Paraísos personales

Adolfo Meisel Roca
21 de diciembre de 2019 - 05:00 a. m.

Los estudios de felicidad muestran que esta tiende a aumentar con la edad. También, infortunadamente, aumentan con los años los suicidios y los casos de depresión crónica. Pero, para muchas personas, con la madurez llegan grandes ventajas en términos de estabilidad emocional y de conocerse a sí mismo. Esto, por cuanto con el paso de los años construimos nuestros paraísos cotidianos. Jorge Luis Borges concebía el paraíso como una biblioteca. Creo que no le faltaba razón. En mi caso, mi biblioteca personal, acumulada por muchos años, aunque diezmada por las vicisitudes de dos traslados donde perdí una cantidad relevante de libros que valoraba, es un lugar de quietud y alegría.

Nunca he sido bibliófilo, es decir, amante de los libros como objetos. Los he estimado por su contenido y por los formatos amables para la lectura: buen diseño, papel que no refleje y permita subrayar, y letra de tamaño adecuado.

Algunos libros siempre los tengo cerca y me han marcado o me han producido una inmensa satisfacción intelectual. No conozco una mejor autobiografía que la del sociólogo francés Raymond Aron y me gusta volver sobre sus páginas de cuando en cuando. Para no mencionar los libros luminosos de Fernand Braudel, el historiador más importante del siglo XX, de los cuales siempre se aprende cada vez que se regresa a ellos.

El gran poeta Francisco de Quevedo lo expresó muy bien: “Retirado en la paz de estos desiertos, / con pocos pero doctos libros juntos, / vivo en conversación con los difuntos, / y escucho con mis ojos a los muertos”.

Cada cual tiene sus pequeños paraísos personales que le alegran la vida. Pero creo que una parte muy importante de los problemas del país se explican por el hecho de que con la ampliación de las comunicaciones ha explotado en nuestra sociedad un afán consumista desmesurado que alimenta la corrupción. No es solo lo básico o un buen estándar de vida a lo que aspiran algunos, sino a la vida del jet set con sus gastos en lujos.
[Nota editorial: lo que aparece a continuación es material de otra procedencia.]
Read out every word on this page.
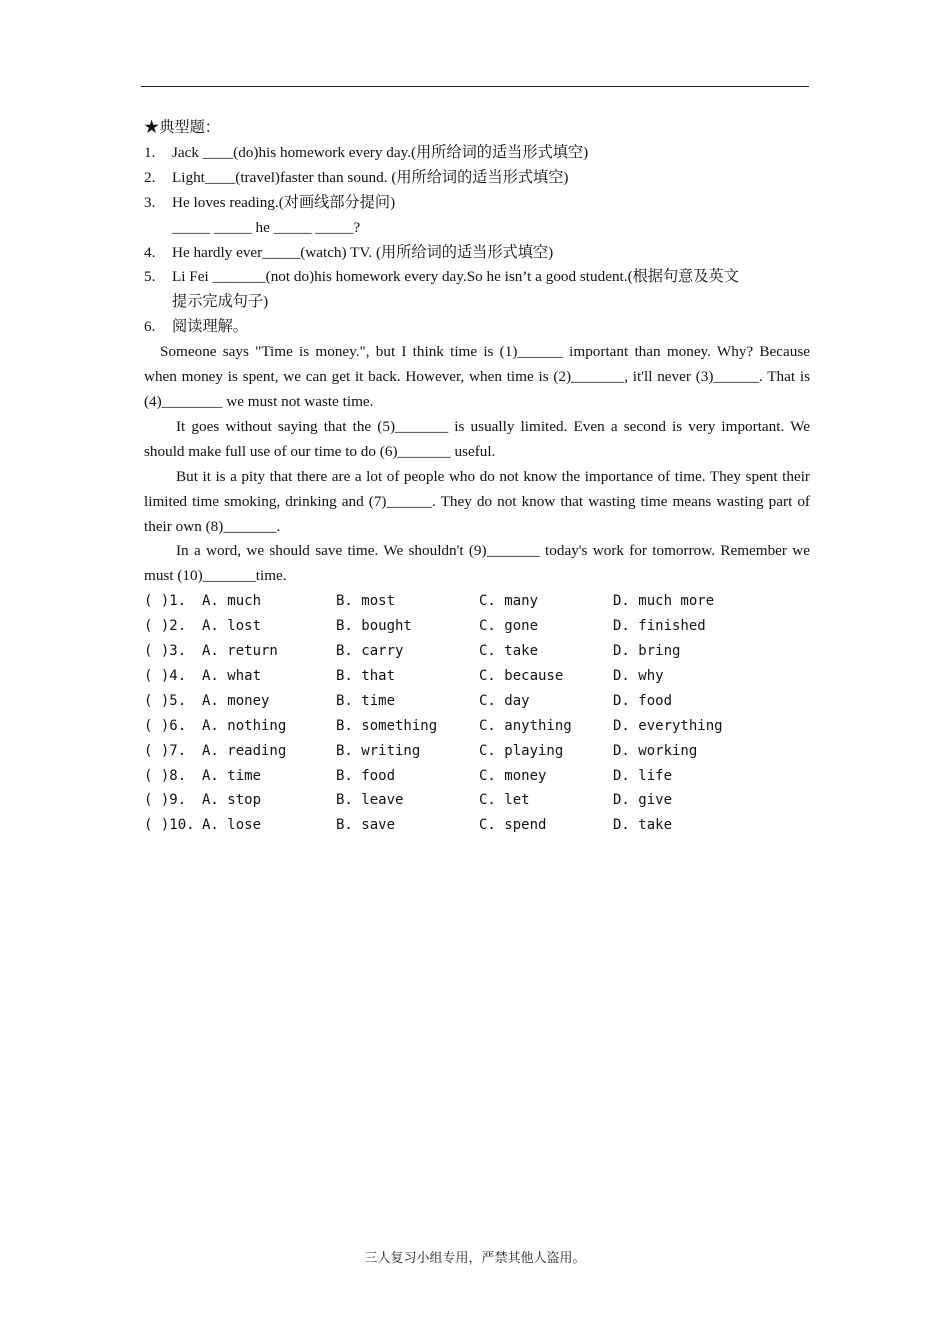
★典型题：
1. Jack ____(do)his homework every day.(用所给词的适当形式填空)
2. Light____(travel)faster than sound. (用所给词的适当形式填空)
3. He loves reading.(对画线部分提问)
_____ _____ he _____ _____?
4. He hardly ever_____(watch) TV. (用所给词的适当形式填空)
5. Li Fei _______(not do)his homework every day.So he isn’t a good student.(根据句意及英文
提示完成句子)
6. 阅读理解。
Someone says "Time is money.", but I think time is (1)______ important than money. Why? Because when money is spent, we can get it back. However, when time is (2)_______, it'll never (3)______. That is (4)________ we must not waste time.
It goes without saying that the (5)_______ is usually limited. Even a second is very important. We should make full use of our time to do (6)_______ useful.
But it is a pity that there are a lot of people who do not know the importance of time. They spent their limited time smoking, drinking and (7)______. They do not know that wasting time means wasting part of their own (8)_______.
In a word, we should save time. We shouldn't (9)_______ today's work for tomorrow. Remember we must (10)_______time.
( )1.	A. much	B. most	C. many	D. much more
( )2.	A. lost	B. bought	C. gone	D. finished
( )3.	A. return	B. carry	C. take	D. bring
( )4.	A. what	B. that	C. because	D. why
( )5.	A. money	B. time	C. day	D. food
( )6.	A. nothing	B. something	C. anything	D. everything
( )7.	A. reading	B. writing	C. playing	D. working
( )8.	A. time	B. food	C. money	D. life
( )9.	A. stop	B. leave	C. let	D. give
( )10. A. lose	B. save	C. spend	D. take
三人复习小组专用，严禁其他人盗用。
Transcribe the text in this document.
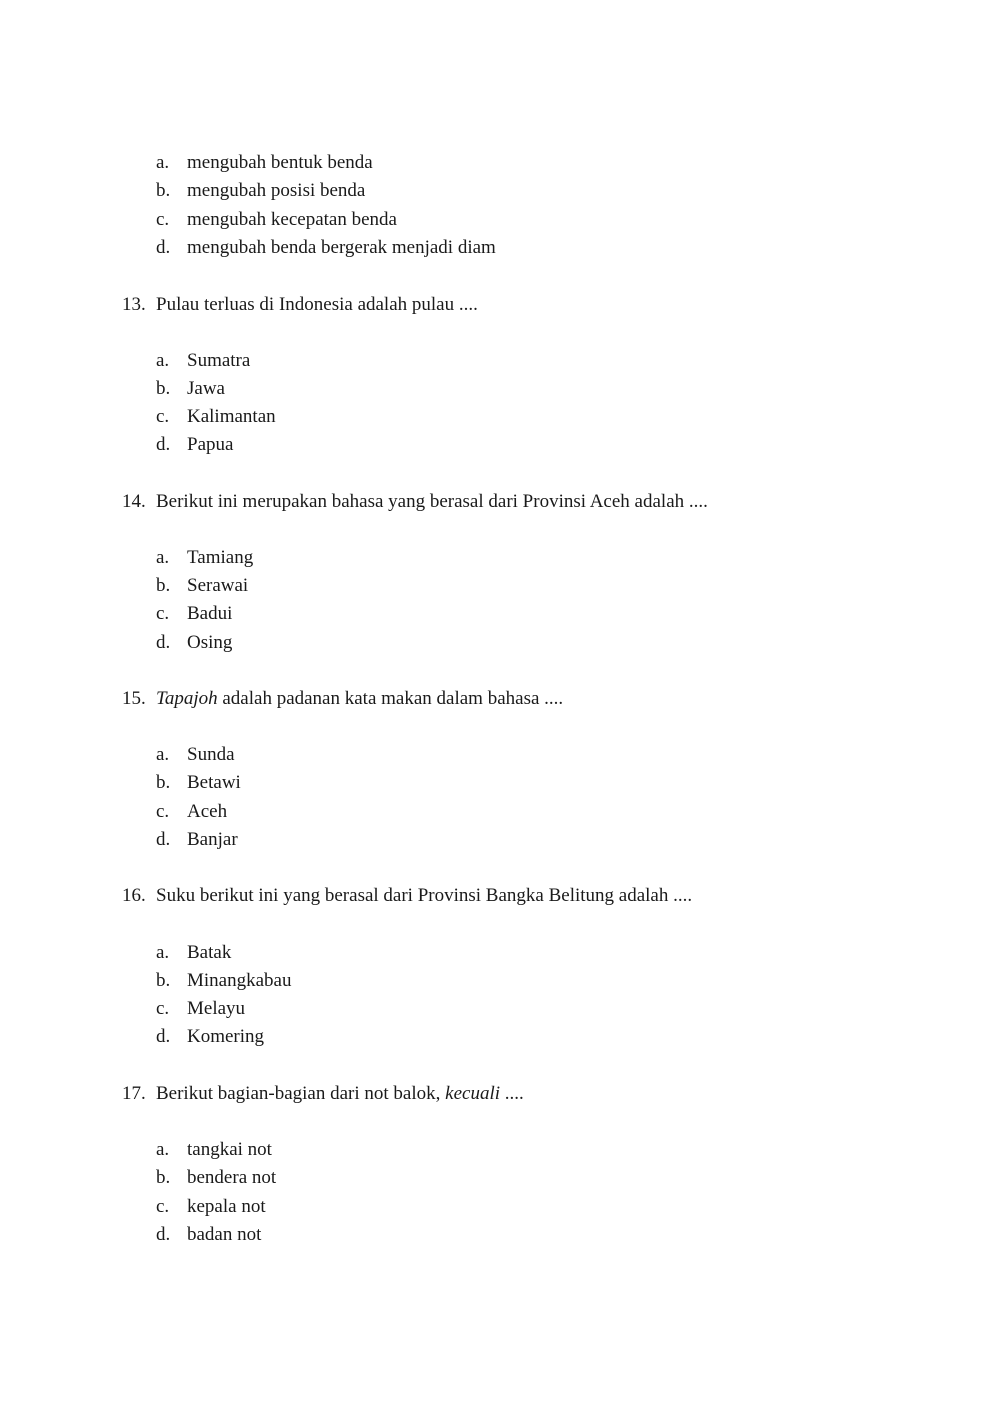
a. mengubah bentuk benda
b. mengubah posisi benda
c. mengubah kecepatan benda
d. mengubah benda bergerak menjadi diam
13. Pulau terluas di Indonesia adalah pulau ....
a. Sumatra
b. Jawa
c. Kalimantan
d. Papua
14. Berikut ini merupakan bahasa yang berasal dari Provinsi Aceh adalah ....
a. Tamiang
b. Serawai
c. Badui
d. Osing
15. Tapajoh adalah padanan kata makan dalam bahasa ....
a. Sunda
b. Betawi
c. Aceh
d. Banjar
16. Suku berikut ini yang berasal dari Provinsi Bangka Belitung adalah ....
a. Batak
b. Minangkabau
c. Melayu
d. Komering
17. Berikut bagian-bagian dari not balok, kecuali ....
a. tangkai not
b. bendera not
c. kepala not
d. badan not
Por ese apetito, algunos están dispuestos a robarse el alimento de los niños desnutridos, los recursos de las personas que sobrevivirían con operaciones de rutina, los recursos para construir más escuelas y laboratorios para las universidades. Se gastan estos recursos a los ojos de todos en fiestas de miles de personas, con toda clase de gente y nadie dice nada sobre la fuente de ese boato. Este haber perdido el norte ético ha derivado en el peor problema del país: la corrupción. La corrupción lleva a que el Estado no sea efectivo para cumplir sus funciones básicas: proveer la seguridad de los ciudadanos, su educación y salud. Estos gobiernos sin eficiencia hacen que se desprestigien la democracia y la economía de mercado, resultando en un ambiente político en donde propuestas populistas que ofrecen soluciones fáciles para los problemas sociales terminan siendo atractivas. Ese es el actual drama de Latinoamérica.

Durante años Colombia no fue terreno fértil para las aventuras populistas. Es posible que el conflicto armado hubiera hecho que en el pasado esa opción no prosperara. Pero en las actuales circunstancias la salida populista es más posible. Sobre todo si sigue vigente el pacto diabólico en el que la dirigencia que no está directamente involucrada en la corrupción convive, se alía y tolera a los corruptos.

Hago este balance al finalizar un año muy convulsionado políticamente. Trato de ver más allá de la espuma de los acontecimientos para detectar las corrientes marinas que agitan nuestra vida política. Pero no dudo que podemos tener una mejor sociedad con los recursos con los que contamos si se invierten bien, se prioriza el gasto en los más vulnerables y actuamos con tolerancia y amor.